Most individuals who have a serious interest in learning how to mindfully meditate start off by taking a class—you can find these online if you’re interested in exploring more. To get back to our original point, what, if any, benefits are there to be had from establishing a mindfulness practice? To answer this question, it’s important to consider the empirical evidence. Empirical evidence is a fancy phrase for scientific research data that has been gathered by experts in their field. So, what do the studies on mindfulness reveal about what happens when one engages in this practice?

The Effects of Mindfulness

Overall, most experts agree that the evidence is far from conclusive. In general, there is some research that suggests that mindfulness meditation practice can result in psychological, social and physiological benefits, while there remain many questions about exactly how mindfulness works to alleviate stress and other symptoms.

For example, a recent large study in the Journal of American Medical Association concluded that meditation programs were associated with small to moderate decreases in subject anxiety, depression, and pain. The study included over 3,500 participants and the researchers noted that the decreases were, “comparable with what would be expected from the use of an antidepressant,” within the general population. According to the authors, the use of meditation was not revealed to be more beneficial than therapy, exercise or prescription drugs on any outcomes of interest, but meditation did not appear to be associated with any toxic or harmful side effects. Overall they agreed that the study results indicated some benefits were gained from a meditation program but it should not be considered a solution for all modern ailments.

There is no doubt that the mindfulness movement is popular and a global phenomenon. According to the Dalai Lama, he spends around five hours in meditation each day. One study of Buddhist monks who similarly spend many hours meditating each day revealed positive changes in their brains that were chalked up to contemplative practice. In the study, researchers recorded MRI scans of the subjects’ brains while meditating. Overall, they found that the part of the brain linked to the immune system was activated during meditation. Can a meditation practice like mindfulness help people who struggle with mental health issues such as anxiety, substance use disorder or depression? How about somatic issues such as chronic pain?

What Can’t Mindfulness Do?

Experts agree that simply learning how to live in the here and now won’t cure depression, but it has the potential to mediate some of the symptoms associated with it. For example, studies show that some mindfulness study participants report a decrease in levels of anxiety and hopelessness. Likewise, some chronic pain study participants report a reduction in symptoms following meditation. On the flip side of the coin, many others do not report such results, and there is agreement among most experts that much more research is needed before the impact of mindfulness on one’s well-being can be determined.

Indeed, one of the biggest misconceptions about meditation and mindfulness is that they automatically bring about a sense of calm and inner peace.

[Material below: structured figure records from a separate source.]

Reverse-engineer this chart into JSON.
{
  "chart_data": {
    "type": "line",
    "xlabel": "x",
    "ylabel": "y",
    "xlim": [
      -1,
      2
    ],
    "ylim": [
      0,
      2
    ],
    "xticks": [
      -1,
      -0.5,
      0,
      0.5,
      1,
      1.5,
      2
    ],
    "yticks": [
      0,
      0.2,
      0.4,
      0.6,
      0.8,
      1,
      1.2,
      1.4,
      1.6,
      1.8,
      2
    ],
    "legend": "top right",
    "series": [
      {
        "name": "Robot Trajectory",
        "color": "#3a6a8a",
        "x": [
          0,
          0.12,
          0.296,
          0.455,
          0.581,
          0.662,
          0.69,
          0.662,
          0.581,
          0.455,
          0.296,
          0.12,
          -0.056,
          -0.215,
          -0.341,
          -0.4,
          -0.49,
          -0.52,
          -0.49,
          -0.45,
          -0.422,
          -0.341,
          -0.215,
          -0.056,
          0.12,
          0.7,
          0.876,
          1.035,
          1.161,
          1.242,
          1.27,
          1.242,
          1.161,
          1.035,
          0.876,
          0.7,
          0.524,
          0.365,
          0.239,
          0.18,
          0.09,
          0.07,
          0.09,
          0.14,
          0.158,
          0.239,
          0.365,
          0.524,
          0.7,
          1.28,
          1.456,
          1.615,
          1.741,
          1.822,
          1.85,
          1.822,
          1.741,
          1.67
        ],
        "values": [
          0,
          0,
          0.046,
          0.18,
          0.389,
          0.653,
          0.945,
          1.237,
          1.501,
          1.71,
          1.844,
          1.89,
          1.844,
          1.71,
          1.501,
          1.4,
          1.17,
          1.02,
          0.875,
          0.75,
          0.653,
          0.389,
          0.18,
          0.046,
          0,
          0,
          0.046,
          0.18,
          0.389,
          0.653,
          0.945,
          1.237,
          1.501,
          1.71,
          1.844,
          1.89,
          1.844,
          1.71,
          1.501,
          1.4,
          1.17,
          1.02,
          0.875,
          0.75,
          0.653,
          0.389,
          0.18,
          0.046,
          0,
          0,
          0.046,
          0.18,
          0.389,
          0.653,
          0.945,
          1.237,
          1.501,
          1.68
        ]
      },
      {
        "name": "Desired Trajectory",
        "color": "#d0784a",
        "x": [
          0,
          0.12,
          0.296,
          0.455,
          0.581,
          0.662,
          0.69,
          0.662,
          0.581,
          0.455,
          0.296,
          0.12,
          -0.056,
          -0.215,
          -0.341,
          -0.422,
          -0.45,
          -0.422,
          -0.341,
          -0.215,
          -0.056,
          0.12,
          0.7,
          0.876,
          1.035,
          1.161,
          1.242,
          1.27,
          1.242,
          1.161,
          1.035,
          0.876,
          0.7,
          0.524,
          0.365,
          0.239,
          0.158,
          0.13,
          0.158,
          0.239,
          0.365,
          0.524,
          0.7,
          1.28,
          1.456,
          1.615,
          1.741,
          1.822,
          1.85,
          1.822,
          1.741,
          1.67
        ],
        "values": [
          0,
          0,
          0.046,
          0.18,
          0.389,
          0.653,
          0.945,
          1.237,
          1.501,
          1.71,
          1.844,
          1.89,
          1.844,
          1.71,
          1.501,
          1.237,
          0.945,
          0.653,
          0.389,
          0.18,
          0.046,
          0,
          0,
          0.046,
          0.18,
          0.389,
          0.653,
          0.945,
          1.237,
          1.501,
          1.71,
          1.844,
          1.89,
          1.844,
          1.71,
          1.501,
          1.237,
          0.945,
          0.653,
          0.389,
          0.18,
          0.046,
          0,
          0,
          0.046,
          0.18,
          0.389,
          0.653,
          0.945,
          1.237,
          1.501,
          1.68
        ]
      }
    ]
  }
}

Study results on the effects of mindfulness show that participants’ experiences vary widely, and stress can actually be increased, not decreased while trying to be mindful. This can occur when individuals who have experienced a traumatic event find that sitting and reflecting may bring painful memories to the surface that they did not expect nor prepare for. As with any other life endeavor, it is important to do a bit of homework, and consult with your health care practitioner as needed, before embarking on a course of action that has the potential to affect your health and well-being. We hope the information in this article has been helpful to you!